The long answer is that Copyscape is a robust tool that checks a large web database for any instances of the content you upload, in whole or in part. It will catch if a blog post you upload has already been published on another site, even if that site is obscure and has little traffic. It will also inform you if a significant portion of your uploaded text has been published, as in the case where the guest author copied two different articles and stitched them together.
Unfortunately, Copyscape will also catch some instances of perfectly benign “plagiarism” with fierce warnings. For example, if you like a blog post and reference it while quoting a specific paragraph, that paragraph will come up as copied content. It’s also possible that you happened to write a sentence on a specific topic only to find someone else wrote a sentence almost identical. This tends to happen in very specific niches, particularly when dealing with medical terminology that can’t be written another way without removing meaning.
There are two great reasons to use Copyscape.
Reason #1: Plagiarism hurts. Copied content is damaging for everyone involved. For you, it means you publish a piece of content on your blog that was previously published. This opens you up to penalties for duplicate content, which can be quite severe. It hurts the original poster of the content, as they become vulnerable to the same copied content penalties. It hurts the author of the content, because they gain a reputation for trying to pass off copied content as original. The only legitimate instance of copied content published without penalty is in-network syndication, where the same article is posted on multiple affiliated blogs for maximum exposure. Even so, in this modern Internet, syndication is losing its value.
Reason #2: The content might be stolen. Much of the above assumes that the author is the original creator of the content and that it has been published on, for example, their blog. It’s always possible, however, that the person is trying to pass off the content as their own, when in fact they copied it directly off another blog. If this is the case, all bets are off; the author might not even be who they claim to be. Finally, there’s also the possibility that you’re paying for the guest post. The absolute last thing you want to do is pay for stolen content; the thief will never return the money without a lengthy legal battle or settlement, and the content is worthless to your site.

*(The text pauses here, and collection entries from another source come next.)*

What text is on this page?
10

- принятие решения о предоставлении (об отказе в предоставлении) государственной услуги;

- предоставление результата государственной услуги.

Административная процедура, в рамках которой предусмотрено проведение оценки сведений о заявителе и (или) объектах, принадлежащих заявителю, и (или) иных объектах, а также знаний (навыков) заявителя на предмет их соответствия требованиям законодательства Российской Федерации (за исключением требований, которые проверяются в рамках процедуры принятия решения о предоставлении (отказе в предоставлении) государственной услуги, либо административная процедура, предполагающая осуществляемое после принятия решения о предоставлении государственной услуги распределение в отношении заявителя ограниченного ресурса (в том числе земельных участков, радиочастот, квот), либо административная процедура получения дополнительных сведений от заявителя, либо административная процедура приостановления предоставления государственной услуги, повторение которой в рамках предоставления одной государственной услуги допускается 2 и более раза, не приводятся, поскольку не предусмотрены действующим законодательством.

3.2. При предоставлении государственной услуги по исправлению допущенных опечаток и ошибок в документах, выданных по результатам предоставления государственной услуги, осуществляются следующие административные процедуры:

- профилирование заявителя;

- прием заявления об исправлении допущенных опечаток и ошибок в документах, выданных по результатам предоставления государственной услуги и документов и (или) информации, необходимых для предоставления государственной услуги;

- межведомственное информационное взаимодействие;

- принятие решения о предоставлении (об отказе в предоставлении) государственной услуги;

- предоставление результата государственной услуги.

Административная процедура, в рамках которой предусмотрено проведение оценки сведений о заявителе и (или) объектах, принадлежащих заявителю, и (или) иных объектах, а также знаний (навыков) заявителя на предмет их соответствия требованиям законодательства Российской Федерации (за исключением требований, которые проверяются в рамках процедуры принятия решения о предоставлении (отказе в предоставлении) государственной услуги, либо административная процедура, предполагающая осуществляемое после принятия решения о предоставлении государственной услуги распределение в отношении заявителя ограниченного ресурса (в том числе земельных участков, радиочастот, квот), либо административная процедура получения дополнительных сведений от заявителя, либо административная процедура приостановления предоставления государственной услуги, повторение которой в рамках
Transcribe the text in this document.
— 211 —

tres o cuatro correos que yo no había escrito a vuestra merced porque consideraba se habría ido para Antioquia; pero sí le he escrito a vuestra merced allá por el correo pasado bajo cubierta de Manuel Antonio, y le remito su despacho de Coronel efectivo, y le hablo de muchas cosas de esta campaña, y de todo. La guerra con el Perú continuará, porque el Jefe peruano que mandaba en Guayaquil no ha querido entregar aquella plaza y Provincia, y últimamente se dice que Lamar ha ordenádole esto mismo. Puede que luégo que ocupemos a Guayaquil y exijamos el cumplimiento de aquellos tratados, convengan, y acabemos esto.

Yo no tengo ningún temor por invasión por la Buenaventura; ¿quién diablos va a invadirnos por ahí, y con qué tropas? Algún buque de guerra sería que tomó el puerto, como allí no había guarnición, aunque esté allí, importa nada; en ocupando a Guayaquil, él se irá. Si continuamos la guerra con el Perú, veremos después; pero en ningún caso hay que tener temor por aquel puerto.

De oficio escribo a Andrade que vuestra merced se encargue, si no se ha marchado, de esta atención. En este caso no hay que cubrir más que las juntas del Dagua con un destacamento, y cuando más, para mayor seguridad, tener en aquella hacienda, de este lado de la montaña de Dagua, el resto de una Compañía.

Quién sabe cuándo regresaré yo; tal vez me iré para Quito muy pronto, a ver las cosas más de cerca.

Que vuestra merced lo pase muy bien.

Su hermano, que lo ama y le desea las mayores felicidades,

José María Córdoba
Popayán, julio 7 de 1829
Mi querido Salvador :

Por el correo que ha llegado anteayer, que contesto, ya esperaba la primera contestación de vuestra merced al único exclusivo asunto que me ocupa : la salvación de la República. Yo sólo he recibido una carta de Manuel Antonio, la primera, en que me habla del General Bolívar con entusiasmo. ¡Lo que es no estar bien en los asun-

Copyscape is a very valuable tool, but it’s not the only available copied content checker online. Sometimes it’s not even the best, simply the most convenient. Copyscape is valuable in particular because it offers an automatic plugin, which can be highly useful for sites that purchase large volumes of ghostwritten content. Here are some Copyscape alternatives.
Plagium: This site allows you to paste in up to 25,000 words and have them automatically checked for free. The site is supported by donations and doesn’t charge for their service.
DupliChecker: Another free alternative, DupliChecker doesn’t require an account, and it allows either pasting content or uploading it in one of several common file formats, including docx.
Plagiarisma: This site has a robust anti-copy algorithm that checks content in several different ways. It also allows you to check content by URL, in case you’ve already published content you’re unsure about.
CopyGator: This service is particularly innovative in that it monitors your RSS feed and checks each piece you publish automatically. If a hit is found, you are notified immediately of the copied content and encouraged to take action.
Dustball: A smaller plagiarism checker, it only allows two checks per day, through text pasted into a submission box. Useful if you don’t have high volume to check.
Plagspotter: This tool isn’t as useful for checking your content for previous duplication. Rather, it’s useful for checking your current website to see if any of its content has been scraped and posted elsewhere. This is a whole other issue to combat, and many of these tools work for the purpose, but this one is one of the best.